Bewegen als medicijn, hoe doe je dat als 50 plusser?
De natuur doet iets merkwaardigs met ons mensen. Tot ons 25-30e levensjaar denken we dat we de wereld aankunnen en zitten we biologisch ook nog in de groei, maar rond die leeftijd keert de natuur zich tegen ons. We hebben ons biologische en fysiologische hoogtepunt bereikt en prompt start de degeneratie. Vanaf dat keerpunt in onze natuur start, zoals je hebt kunnen lezen, o.a. het fenomeen Sarcopenie, de degeneratie van ons spierweefsel, waardoor we maar liefst 50% spiermassa verliezen in 50 jaar, 1% per jaar. Dat leidt tot balans verlies, daling van onze stofwisseling, hoger risico op diabetes en overgewicht, coördinatie verlies, en zo gaat het rijtje van nadelen nog wel even door. Niet alleen onze spieren degenereren vanaf ons 30e, al ons weefsel levert elk jaar een beetje in, zelfs onze botten, waardoor osteoporose, botontkalking, op de loer ligt. Die teloorgang van ons weefsel zorgt er ook voor dat we zwakker zijn, steeds zwakker worden, sneller ziek worden, sneller blessures krijgen en minder snel herstellen.
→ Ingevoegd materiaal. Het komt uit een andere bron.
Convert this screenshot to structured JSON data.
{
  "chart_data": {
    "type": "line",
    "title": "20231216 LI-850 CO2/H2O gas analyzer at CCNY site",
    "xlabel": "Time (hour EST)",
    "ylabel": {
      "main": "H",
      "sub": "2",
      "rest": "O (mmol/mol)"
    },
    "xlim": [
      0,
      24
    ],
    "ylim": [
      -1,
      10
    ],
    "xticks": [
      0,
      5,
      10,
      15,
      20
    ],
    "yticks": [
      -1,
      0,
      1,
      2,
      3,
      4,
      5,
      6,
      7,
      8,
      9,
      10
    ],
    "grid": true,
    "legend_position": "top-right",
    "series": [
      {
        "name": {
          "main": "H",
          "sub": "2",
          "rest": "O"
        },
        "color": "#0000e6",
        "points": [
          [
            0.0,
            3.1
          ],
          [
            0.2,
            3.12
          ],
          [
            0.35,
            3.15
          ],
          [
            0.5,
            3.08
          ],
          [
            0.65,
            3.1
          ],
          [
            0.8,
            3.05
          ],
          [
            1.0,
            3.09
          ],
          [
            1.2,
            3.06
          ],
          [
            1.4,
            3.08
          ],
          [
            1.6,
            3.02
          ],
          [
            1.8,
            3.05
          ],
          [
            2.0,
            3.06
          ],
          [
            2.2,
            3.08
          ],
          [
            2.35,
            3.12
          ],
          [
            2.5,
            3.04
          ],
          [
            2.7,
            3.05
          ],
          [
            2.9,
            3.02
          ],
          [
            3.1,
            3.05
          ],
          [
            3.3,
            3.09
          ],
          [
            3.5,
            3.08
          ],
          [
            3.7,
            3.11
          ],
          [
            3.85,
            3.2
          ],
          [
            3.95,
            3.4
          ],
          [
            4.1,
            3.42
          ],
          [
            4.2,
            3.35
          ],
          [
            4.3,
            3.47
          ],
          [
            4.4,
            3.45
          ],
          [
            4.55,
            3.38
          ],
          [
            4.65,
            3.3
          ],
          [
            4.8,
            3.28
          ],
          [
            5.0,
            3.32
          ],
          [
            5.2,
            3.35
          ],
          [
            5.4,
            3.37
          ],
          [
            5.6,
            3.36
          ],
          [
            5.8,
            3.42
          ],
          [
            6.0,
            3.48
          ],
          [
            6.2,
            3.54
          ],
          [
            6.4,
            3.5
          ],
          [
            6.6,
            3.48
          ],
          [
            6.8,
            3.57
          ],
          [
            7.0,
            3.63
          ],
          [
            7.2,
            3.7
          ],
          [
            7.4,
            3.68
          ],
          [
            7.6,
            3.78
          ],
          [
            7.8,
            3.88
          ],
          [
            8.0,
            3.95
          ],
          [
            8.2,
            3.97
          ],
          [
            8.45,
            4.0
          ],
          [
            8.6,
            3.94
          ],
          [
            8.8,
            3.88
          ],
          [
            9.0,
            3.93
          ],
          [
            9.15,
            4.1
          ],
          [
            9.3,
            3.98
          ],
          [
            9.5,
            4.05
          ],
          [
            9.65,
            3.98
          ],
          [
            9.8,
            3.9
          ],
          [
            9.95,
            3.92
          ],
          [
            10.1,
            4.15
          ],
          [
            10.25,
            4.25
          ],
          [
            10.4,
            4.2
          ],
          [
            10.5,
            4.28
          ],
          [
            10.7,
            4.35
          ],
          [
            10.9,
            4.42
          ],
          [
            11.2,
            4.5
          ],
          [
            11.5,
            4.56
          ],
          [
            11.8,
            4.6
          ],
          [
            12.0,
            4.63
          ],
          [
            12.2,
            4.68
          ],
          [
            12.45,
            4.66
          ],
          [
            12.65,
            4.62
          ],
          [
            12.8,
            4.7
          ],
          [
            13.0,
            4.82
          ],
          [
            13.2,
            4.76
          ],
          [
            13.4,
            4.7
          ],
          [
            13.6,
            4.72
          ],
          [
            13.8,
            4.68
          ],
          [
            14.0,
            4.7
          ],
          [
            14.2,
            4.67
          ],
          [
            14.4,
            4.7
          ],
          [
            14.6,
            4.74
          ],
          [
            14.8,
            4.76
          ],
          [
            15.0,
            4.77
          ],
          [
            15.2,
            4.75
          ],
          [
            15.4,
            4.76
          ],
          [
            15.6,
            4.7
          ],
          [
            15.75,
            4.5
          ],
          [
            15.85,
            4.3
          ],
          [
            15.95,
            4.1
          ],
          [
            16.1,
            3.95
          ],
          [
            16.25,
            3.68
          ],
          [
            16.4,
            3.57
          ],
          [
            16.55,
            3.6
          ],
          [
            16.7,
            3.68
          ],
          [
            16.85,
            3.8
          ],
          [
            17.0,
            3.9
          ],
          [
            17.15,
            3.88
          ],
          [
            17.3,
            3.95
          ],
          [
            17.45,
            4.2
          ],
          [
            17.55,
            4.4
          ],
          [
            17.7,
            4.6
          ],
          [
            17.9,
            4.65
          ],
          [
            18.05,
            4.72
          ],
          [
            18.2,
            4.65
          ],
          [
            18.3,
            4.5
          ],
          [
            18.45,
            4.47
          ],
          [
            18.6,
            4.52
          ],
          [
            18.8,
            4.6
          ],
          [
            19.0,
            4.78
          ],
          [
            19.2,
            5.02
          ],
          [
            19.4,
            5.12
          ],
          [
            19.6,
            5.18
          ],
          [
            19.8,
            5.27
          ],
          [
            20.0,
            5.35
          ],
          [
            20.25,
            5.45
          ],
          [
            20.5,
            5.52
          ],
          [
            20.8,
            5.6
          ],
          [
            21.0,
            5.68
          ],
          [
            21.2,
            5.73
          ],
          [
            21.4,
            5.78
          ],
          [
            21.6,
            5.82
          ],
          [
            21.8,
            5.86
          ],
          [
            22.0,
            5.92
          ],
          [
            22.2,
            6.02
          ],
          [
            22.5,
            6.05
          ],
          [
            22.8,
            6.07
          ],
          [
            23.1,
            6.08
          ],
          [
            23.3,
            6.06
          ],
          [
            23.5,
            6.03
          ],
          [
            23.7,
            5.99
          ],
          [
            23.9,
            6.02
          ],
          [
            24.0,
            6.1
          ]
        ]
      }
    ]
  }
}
Maak van 65 het nieuwe 50!
Belangrijk om te weten is, dat we het verouderingsproces sterk af kunnen remmen en onze biologische spier leeftijd zelfs kunnen omkeren. De biologische spier leeftijd meet men door de spierkracht van alle spieren te meten en die te vergelijken met de kracht van andere mensen van de zelfde leeftijd. Hoe is die biologische leeftijd omkeerbaar; door beweging en met name door spiertraining. Het spierverval mag dan wel door de natuur ingezet worden, door onze spieren elke week voldoende te belasten, kunnen we niet alleen spierweefsel behouden, we kunnen er ook spierweefsel bij trainen. Door sterkere en meer spieren, hebben we meer kracht, minder blessure, hoger metabolisme, minder kans op diabetes, overgewicht, osteoporose, zelfs het risico op hart- en vaatziekten neemt af. We kunnen er dus zelf voor zorgen dat 65 inderdaad het nieuwe 50 is. De Gezondheidsraad deed in 2016 meta onderzoek, omdat in de oude beweegrichtlijn uit 2006, deze wetenschap nog niet was meegenomen. In de nieuwe beweegrichtlijn adviseert de Gezondheidsraad 50 plussers: Bewegen is goed, meer bewegen is beter. Doe minstens 150 tot 300 minuten per week aan matig intensieve inspanning, zoals wandelen en fietsen, verspreid over diverse dagen. Langer, vaker en/of intensiever bewegen geeft extra gezondheidsvoordeel. Doe minstens tweemaal per week spier- en botversterkende activiteiten, gecombineerd met balansoefeningen. En: voorkom veel stilzitten.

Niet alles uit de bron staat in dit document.